Bifocals with red top green bottom would be snazzier and more symmetrical. I like!
-- bungston, Dec 09 2004

the red light is supposed to be the one on the side your steering wheel is on [i.e. left if you drive on the right] always for horizontal ones
-- Random832, Apr 08 2005

9 years later I thought of this again. This time, however, there is just a small colored filter corner to the glasses. On tilting the head and looking thru the color filter, things that turn dark are not that color. Things that are unchanged are that color For red green color blindness one could just have a small red square in each lens.

Thinking further, the same principle could be used for intractable optimists but with a rose lens. Things that were not actually as good as they seemed would turn dark but things that really were so great would stay the same.
-- bungston, May 25 2013

Not a lot of stop lights at 30,000 feet, though.

However, would it not be better to make the red lights square, and the green ones round?
-- MaxwellBuchanan, May 25 2013

It might be if you could make them ... hmm ... okay I've no clue: is colourblindness something missing from the spectrum or something shifted to another colour ? The former then shapes are useless since you can't see it shining anyways.
-- FlyingToaster, May 25 2013

//is colourblindness something missing from the spectrum or something shifted to another colour ? // There are lots of different types of colour blindness, caused either by one (or two, or all three) colour receptors in the eye being non- functional; or by one of them having a different spectral response from normal.

The commonest type of colour blindness, by far, is caused by an alteration in the green photoreceptors, so that they respond less well to green (and better to red) than normal green receptors.

In the normal eye, the response of the red and the green receptors is quite broad - ie, the green receptors respond fairly well to red, and vice versa, in two overlapping bell-curves. Colours between red and green are distinguished by the relative strengths of the responses from the two cone types.

In someone with the common type of red/green colour blindness, the peak of response from the "green" receptors is shifted toward that of the "red" receptors. Therefore, anything between red and green excites both sets of receptors more or less equally, making it difficult to distinguish colours on the red-green axis. However, both receptors respond well enough to green light (as well as to red) that greens don't appear dark.

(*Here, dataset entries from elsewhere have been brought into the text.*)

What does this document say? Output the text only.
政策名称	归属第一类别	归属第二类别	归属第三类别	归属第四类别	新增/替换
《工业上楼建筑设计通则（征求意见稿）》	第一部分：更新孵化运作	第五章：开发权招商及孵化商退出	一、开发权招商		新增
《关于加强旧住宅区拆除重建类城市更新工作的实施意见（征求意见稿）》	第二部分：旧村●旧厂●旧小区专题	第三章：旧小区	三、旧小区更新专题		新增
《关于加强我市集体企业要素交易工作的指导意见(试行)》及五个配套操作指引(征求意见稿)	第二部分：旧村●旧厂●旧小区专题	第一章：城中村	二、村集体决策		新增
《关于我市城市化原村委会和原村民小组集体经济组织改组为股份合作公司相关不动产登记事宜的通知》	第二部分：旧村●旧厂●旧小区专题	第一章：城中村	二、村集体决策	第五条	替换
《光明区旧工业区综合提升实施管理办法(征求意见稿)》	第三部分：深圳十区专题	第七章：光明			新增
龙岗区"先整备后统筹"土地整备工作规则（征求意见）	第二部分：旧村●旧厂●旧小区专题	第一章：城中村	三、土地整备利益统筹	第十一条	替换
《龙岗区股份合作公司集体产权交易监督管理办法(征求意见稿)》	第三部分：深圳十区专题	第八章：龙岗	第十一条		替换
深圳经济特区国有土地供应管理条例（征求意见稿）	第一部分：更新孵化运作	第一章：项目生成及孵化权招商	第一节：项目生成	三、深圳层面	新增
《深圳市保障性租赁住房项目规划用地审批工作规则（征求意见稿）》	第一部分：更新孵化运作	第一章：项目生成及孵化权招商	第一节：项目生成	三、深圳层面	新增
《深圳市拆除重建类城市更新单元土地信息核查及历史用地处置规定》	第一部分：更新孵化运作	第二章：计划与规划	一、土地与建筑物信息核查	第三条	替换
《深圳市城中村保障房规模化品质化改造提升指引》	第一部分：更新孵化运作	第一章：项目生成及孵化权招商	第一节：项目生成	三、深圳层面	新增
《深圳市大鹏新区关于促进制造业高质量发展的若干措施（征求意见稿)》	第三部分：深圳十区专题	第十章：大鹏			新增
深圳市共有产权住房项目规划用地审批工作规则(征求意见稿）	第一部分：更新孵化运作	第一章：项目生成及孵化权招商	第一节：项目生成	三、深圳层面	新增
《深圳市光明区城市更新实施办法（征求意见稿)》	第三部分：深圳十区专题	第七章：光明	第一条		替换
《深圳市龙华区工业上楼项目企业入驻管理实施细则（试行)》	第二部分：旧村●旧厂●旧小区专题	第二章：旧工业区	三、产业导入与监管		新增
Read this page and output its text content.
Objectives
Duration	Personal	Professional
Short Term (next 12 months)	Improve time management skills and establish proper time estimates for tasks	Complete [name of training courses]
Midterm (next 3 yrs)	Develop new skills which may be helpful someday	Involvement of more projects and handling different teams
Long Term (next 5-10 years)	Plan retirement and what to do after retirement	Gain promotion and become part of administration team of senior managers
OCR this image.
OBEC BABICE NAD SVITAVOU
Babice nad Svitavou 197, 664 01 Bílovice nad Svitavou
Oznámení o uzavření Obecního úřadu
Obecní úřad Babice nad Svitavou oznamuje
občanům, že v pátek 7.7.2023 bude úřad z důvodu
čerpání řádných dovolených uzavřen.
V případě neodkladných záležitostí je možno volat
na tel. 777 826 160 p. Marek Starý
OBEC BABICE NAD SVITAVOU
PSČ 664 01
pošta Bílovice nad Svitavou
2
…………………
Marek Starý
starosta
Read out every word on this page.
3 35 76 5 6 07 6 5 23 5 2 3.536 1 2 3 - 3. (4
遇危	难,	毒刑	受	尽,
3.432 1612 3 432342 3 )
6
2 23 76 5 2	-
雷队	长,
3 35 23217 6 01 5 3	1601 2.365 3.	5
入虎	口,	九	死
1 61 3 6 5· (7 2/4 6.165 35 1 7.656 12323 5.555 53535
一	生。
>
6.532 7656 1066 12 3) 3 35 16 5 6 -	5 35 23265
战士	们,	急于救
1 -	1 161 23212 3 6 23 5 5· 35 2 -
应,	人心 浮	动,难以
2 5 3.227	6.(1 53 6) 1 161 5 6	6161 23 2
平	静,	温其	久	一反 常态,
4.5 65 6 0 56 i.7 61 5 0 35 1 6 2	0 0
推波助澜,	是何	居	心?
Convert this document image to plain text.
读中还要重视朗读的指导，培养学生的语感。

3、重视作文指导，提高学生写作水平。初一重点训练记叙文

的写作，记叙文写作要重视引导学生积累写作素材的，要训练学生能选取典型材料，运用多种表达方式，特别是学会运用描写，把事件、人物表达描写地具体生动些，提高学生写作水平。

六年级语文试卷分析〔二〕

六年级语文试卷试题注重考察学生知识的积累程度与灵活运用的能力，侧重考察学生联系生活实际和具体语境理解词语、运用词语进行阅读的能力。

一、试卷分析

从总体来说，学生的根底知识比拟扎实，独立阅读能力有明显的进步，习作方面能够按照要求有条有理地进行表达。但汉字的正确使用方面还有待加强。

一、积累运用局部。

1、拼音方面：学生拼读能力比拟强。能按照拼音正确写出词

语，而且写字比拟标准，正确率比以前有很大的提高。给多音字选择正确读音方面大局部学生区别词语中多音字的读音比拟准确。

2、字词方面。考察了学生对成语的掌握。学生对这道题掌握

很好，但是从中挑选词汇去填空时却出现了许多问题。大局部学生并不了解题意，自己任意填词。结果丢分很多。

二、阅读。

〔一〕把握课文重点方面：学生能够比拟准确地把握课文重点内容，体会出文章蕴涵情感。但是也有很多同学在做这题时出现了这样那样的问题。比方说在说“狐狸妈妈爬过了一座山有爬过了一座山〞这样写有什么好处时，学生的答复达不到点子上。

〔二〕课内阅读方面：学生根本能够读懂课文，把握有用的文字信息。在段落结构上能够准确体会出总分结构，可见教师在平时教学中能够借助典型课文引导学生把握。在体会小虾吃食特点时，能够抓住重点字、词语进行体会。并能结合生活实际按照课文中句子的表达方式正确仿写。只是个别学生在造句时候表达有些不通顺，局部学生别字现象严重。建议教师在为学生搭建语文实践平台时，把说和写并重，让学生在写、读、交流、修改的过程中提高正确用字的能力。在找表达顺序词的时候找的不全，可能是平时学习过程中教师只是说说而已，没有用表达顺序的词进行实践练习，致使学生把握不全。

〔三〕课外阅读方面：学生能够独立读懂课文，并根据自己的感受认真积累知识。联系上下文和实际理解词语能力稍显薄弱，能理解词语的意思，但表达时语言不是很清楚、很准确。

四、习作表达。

Thus, a person with r/g colour blindness would be able to see red and green lights fine - they just couldn't tell which was which. So, different shapes could be used on traffic lights.
-- MaxwellBuchanan, May 25 2013

Forgive me, but I think R/G colour blind drivers know the top light is red and the bottom one is green. They can still see which light is on.
-- not_morrison_rm, May 26 2013

I wonder if a band filter could be used... filtering out the colours in the overlapping bell curves of red and that the wearer can see bluey green and dull red but nothing in-between. This would give the same filter for left and right eyes.
-- Ling, May 26 2013

//Forgive me, but// See [Freefall]'s earlier anno - at night, you may not see the whole light, just the illuminated part, making it difficult to tell whether the lit part is at the top or the bottom.
-- MaxwellBuchanan, May 26 2013

//Intersections are lit up pretty brightly ...// Not all traffic lights are at urban intersections. At least not in the UK.